Coup de Coeur Rentrée littéraire 2017 : Summer: un roman entre rêverie poétique et thriller psychologique
« Peut-être est-ce la seule chose qui reste à faire quand on n’a plus si souvenirs ni émotions, retrouver des vestiges, creuser avec ses doigts dans la terre, reconstituer des squelettes, épousseter les fossiles, mais même là, il est probable qu’on ne parvienne jamais à saisir la vie qui les animait, pas même à l’effleurer… »
Je critique assez la littérature française en pestant contre le fait qu’elle a rarement la puissance évocatrice et le lyrisme de son homologue anglo saxonne, que je ne peux que m’emballer lorsque certains romanciers ou romancières marchent sur les traces des plus grands écrivains nord-américains.
Ainsi dans "Summer", son troisième roman à ce jour et le premier que je lis d’elle, Monica Sabolo, couronnée du prix de flore en 2013 avec son premier roman «Tout cela n'a rien à voir avec moi », nous livre un roman formidable peuplé de fantômes et de mystère, qui m’a énormément fait penser à l’univers d’une Laura Kasischke et notamment d’un de ses romans les plus marquants un oiseau blanc dans le blizzard, que Greg Araki a récemment adapté au cinéma.
Une jeune fille de 19 ans disparait un jour lors d’un pique-nique au bord du lac Léman laissant dans une grande détresse ses parents et surtout son jeune frère Benjamin, le narrateur du livre qui ne se remettra jamais vraiment de cette disparition, et qui va tenter d’en résoudre les mystères 25 ans après.

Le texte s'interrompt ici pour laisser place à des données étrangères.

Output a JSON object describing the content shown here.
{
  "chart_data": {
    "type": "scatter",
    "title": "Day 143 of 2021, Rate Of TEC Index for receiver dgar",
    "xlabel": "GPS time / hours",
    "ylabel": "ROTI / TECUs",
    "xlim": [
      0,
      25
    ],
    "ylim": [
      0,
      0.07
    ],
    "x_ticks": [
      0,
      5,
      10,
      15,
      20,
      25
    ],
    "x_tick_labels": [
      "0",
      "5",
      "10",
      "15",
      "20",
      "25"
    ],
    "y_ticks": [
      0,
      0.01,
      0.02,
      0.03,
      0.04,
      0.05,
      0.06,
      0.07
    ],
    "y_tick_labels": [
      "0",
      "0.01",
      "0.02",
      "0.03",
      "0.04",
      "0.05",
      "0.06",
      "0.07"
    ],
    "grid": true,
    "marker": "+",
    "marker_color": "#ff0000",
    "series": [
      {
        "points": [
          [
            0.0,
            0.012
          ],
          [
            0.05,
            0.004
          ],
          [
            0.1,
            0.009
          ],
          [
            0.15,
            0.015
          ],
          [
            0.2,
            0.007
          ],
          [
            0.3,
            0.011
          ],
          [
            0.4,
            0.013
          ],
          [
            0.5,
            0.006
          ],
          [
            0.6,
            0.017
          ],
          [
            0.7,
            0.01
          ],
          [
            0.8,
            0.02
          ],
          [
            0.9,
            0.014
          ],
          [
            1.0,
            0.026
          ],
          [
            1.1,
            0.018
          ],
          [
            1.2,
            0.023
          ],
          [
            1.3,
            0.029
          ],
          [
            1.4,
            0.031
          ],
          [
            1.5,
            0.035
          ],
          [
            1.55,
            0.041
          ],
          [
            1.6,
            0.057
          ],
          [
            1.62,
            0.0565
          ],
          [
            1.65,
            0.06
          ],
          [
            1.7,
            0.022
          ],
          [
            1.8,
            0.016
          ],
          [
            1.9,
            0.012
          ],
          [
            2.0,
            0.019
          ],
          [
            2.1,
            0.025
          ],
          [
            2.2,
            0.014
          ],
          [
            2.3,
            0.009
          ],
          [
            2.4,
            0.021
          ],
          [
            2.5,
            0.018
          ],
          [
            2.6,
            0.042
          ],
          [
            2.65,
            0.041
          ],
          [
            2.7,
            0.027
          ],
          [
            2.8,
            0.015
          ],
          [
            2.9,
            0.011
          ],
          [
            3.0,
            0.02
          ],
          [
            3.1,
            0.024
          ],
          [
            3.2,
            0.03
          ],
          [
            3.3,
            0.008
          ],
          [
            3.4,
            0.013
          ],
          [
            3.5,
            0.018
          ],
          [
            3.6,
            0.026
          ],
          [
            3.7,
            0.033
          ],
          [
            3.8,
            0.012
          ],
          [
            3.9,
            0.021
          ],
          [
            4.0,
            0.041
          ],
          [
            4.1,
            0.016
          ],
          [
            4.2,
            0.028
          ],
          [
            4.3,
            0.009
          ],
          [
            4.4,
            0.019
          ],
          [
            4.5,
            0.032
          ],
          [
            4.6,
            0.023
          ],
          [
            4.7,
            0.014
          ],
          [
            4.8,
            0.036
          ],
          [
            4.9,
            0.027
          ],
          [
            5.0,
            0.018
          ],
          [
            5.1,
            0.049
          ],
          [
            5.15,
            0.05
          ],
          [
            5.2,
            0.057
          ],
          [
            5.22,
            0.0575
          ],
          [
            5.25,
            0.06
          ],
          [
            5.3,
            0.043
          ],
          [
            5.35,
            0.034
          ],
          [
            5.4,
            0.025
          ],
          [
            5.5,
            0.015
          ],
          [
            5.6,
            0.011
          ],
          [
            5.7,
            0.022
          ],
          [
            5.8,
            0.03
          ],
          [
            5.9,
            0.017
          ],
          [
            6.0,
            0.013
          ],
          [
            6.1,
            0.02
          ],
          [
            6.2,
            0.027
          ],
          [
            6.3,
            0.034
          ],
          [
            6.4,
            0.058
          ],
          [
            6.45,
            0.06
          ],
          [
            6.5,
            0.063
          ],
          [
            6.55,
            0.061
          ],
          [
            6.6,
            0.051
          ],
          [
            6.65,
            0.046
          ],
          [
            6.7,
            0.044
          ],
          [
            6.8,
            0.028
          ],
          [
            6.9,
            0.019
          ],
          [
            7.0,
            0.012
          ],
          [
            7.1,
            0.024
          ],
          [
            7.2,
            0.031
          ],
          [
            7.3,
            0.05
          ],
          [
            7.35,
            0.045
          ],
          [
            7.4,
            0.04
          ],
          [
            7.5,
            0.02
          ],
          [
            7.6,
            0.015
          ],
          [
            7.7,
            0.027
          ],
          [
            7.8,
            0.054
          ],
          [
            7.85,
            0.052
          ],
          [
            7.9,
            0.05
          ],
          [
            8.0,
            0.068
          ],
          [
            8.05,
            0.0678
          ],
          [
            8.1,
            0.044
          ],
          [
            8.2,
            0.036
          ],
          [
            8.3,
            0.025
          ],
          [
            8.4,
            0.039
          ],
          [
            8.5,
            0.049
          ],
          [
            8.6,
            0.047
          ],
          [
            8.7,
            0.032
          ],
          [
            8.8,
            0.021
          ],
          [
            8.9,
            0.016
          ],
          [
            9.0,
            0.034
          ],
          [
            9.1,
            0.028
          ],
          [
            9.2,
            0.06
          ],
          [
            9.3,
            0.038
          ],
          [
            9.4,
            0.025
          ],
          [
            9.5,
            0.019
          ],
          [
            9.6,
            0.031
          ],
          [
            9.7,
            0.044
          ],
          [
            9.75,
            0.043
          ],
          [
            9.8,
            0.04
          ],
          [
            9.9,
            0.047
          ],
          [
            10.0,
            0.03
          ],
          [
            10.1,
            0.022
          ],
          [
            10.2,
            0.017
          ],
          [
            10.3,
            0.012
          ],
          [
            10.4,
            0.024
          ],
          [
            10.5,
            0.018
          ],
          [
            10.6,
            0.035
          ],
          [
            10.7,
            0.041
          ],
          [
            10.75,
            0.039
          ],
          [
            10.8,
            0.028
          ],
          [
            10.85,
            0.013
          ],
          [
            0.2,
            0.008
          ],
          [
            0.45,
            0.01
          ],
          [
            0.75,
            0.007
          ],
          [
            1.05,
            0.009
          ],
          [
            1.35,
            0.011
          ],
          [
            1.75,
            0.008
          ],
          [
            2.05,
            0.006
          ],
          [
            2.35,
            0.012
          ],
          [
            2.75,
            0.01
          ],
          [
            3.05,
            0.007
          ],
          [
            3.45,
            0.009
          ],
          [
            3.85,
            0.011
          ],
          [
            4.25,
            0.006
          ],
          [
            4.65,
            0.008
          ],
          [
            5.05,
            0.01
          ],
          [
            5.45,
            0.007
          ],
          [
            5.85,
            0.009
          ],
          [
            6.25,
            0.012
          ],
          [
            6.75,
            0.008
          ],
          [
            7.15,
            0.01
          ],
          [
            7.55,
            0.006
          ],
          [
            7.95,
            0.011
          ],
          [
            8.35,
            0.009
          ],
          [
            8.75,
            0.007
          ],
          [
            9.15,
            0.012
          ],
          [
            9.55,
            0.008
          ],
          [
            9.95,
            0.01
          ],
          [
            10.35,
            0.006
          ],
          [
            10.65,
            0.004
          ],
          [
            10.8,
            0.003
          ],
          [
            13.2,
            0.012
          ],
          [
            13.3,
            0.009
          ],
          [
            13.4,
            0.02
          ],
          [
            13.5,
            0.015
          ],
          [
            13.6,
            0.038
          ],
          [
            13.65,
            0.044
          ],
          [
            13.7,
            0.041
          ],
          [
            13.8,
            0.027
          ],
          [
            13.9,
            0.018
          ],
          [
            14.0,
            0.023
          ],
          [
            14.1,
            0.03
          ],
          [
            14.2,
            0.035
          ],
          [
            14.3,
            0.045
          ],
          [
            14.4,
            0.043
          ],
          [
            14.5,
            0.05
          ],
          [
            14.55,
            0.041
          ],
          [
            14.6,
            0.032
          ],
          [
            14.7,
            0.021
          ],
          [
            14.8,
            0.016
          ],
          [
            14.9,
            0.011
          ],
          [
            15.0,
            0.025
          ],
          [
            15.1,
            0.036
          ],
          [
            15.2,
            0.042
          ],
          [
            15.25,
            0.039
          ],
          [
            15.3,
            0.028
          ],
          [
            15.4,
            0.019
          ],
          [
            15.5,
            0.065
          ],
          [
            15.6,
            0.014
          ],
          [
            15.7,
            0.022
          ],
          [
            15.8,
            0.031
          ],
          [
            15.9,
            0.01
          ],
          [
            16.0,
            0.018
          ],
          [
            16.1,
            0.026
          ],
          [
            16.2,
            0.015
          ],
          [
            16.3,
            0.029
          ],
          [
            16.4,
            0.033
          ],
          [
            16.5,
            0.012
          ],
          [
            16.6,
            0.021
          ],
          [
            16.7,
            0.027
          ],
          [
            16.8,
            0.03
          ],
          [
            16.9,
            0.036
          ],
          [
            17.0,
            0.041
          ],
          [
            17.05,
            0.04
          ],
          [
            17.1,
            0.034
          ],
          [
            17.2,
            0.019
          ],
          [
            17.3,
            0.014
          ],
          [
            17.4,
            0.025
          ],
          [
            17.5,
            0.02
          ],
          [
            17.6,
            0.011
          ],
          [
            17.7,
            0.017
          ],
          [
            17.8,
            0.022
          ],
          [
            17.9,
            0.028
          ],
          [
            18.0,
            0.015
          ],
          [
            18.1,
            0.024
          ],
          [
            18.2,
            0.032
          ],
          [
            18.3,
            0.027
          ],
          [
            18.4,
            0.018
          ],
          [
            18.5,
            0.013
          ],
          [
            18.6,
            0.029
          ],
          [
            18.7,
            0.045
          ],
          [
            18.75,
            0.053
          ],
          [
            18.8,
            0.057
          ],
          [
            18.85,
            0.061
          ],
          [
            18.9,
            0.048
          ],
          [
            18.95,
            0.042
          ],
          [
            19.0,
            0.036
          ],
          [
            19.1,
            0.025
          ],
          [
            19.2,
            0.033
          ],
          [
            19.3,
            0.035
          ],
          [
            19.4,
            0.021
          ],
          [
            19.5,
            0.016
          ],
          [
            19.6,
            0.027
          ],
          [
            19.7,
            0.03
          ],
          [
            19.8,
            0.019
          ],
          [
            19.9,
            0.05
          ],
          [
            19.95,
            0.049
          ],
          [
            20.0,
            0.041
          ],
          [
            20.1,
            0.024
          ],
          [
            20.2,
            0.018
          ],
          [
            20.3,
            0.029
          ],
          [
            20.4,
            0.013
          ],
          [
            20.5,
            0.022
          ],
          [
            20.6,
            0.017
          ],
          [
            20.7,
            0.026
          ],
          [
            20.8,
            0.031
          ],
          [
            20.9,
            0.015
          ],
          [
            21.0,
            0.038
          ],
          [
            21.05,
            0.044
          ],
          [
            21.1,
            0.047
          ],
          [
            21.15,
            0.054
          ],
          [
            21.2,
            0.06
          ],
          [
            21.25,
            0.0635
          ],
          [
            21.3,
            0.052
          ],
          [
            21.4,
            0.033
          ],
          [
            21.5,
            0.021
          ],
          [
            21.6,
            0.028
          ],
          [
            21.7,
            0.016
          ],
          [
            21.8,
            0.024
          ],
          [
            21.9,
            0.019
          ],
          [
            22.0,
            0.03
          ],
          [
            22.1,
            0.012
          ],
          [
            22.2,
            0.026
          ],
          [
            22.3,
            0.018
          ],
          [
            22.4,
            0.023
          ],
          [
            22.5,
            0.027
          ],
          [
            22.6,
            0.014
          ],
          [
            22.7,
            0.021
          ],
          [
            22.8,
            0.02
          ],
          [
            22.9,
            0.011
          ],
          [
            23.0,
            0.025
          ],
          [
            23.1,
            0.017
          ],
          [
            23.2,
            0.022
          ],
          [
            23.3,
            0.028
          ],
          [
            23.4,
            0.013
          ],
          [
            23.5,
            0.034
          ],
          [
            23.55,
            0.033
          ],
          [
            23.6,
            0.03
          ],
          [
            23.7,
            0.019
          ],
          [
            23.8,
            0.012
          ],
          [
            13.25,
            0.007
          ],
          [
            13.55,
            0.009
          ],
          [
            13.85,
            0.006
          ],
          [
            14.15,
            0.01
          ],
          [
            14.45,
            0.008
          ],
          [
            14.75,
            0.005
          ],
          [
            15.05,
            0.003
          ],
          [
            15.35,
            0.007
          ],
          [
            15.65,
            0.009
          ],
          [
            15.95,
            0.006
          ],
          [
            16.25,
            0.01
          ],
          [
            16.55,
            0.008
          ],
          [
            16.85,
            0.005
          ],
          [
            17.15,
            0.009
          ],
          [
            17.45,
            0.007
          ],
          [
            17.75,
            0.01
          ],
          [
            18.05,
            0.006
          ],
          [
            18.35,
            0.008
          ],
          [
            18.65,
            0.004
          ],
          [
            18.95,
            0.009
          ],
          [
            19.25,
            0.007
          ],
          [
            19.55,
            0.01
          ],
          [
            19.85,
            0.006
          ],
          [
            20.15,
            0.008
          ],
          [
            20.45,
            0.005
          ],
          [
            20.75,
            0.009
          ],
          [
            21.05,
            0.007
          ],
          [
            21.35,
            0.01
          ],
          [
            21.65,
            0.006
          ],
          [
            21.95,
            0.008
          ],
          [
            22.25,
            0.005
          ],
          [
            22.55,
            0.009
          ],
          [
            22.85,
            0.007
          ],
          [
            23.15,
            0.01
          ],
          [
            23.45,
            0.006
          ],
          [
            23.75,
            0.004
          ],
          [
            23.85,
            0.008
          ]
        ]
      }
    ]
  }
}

Comme Laura Kasischke , Sabolo prend le pretexte d'une disparition d'un membre d'une famille en apparence ordinaire, pour mettre en mots la montée en puissance de l’étrange et d'une tension d'abord imperceptible puis insubmersible, avant un dénouement qui nous donnera quelques clés d’un secret qui conservera quelques mystères, sans doute perdus quelque part dans les limbes du Lac Léman.
Un Lac Léman qui joue un rôle particulièrement important tant il sert de toile de fond à une intrigue aussi onirique que métaphysique.
« Et tandis que leurs voix aiguës, aux accents de plus en plus désespérés, appelant ma sœur, j’étais resté là, absent à la scène, et à la vie, tandis que montait en moi la certitude que c'était arrivé, ce moment que j'attendais depuis toujours, l'effondrement de cet édifice de papier que constituaient nos existences »
Hanté par ses rêves, et presque englouti par l’ambiance de ce lac aux eaux saumâtres aussi insondable que scintillant Benjamin est perçu comme une sorte de fantôme à peine plus présent que sa sœur disparue, un être rongé par les névroses et les secrets familiaux.
Monica Sabolo nous plonge dans les arcanes psychologiques particulièrement brumeux d’un homme à la recherche d’un passé qui pourrait enfin le faire renaitre à la vie, et si le dénouement ne révèlera pas de twists renversants comme dans un page turner américain ,cette quête intime est particulièrement bouleversante, magnifiée par la plume poétique et envoutante de Monica Sabolo..
Assurément un très grand roman de cette rentrée !!